The order confirming the referee’s certificate and report is reversed. Merritt v. Peters, 9 Cir., 28 F.2d 679, we deem to be still the law of the circuit. Of course, it is usually a question of fact whether clients implicitly relied on advice of counsel. Further, reliance must be reasonable. For example, if counsel advises a bankrupt that it would be all right to not list fifteen thousand dollars and keep it under the mattress, it would not be a reasonable reliance. And, clearly, here the burden of proof shifted to the bankrupts. The referee’s certificate, portions of which we take as findings of fact, does find certain statements made in the original schedules of the bankrupts as false. But the findings should go further.

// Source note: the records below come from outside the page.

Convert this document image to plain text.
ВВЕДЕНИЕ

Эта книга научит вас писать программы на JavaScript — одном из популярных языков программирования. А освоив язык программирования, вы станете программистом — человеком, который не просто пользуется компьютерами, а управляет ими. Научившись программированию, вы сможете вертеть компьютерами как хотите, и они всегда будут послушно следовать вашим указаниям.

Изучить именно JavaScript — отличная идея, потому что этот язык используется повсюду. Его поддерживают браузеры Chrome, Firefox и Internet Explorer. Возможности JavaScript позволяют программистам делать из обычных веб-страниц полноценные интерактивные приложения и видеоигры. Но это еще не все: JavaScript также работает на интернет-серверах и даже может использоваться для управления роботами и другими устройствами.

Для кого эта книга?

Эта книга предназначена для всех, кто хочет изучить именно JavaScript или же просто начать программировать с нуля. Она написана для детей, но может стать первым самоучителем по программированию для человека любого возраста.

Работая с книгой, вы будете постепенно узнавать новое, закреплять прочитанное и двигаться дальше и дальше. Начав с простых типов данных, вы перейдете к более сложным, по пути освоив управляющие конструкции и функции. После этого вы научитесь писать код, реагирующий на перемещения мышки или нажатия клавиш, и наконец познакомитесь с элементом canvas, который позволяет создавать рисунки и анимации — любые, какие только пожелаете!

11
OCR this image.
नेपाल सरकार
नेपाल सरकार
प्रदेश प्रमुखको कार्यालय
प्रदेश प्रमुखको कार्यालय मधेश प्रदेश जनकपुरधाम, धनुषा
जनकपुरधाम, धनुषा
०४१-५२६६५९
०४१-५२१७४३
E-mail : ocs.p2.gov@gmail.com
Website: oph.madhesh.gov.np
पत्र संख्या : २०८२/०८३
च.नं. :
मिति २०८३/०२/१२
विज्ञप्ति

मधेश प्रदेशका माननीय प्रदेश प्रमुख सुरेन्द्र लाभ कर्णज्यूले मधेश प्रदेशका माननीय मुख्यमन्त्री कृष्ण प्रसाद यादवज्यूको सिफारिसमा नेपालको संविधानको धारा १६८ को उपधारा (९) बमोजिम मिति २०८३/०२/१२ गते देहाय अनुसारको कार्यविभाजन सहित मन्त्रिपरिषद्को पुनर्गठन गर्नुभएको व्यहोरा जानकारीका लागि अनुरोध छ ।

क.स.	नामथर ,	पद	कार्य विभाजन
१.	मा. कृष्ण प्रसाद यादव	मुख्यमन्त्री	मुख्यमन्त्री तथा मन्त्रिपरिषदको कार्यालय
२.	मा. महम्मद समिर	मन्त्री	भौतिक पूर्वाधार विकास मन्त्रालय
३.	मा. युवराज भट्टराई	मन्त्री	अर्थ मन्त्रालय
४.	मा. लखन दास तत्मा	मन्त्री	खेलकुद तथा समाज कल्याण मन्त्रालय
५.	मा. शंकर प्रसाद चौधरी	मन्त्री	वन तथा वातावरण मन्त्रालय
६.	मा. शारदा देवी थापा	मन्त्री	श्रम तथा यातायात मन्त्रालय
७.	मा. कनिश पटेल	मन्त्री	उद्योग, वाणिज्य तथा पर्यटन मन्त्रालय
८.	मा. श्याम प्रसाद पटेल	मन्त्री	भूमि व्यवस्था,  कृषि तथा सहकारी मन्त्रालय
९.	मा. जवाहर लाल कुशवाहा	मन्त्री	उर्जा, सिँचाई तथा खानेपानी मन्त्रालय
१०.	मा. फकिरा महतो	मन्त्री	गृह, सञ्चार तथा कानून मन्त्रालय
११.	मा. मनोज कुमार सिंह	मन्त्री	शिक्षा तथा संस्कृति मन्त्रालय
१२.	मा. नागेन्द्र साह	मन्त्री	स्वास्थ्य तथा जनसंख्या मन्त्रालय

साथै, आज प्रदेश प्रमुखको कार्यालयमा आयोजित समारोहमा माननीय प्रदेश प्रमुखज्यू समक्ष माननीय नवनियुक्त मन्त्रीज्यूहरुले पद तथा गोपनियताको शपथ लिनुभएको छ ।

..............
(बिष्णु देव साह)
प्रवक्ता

A referee (the original one is deceased) should rehear the matter and not discourage testimony from the attorney who advised the bankrupts. At the original hearing the referee suggested the lawyer who was the midwife on the bankruptcies should not testify.
If a response to the objections to discharge was filed, it is not in the record here. However, a hearing was had as if the objections were traversed. It is suggested that there ought to be such a reply.
We sustain findings where not clearly erroneous, but here the findings stop short.
A thorough note on “Reliance on advice of counsel” appears in 70 Yale Law Journal 978, 992 (May, 1961).
Reversed for proceedings consistent herewith. Each party will bear his own costs in this court.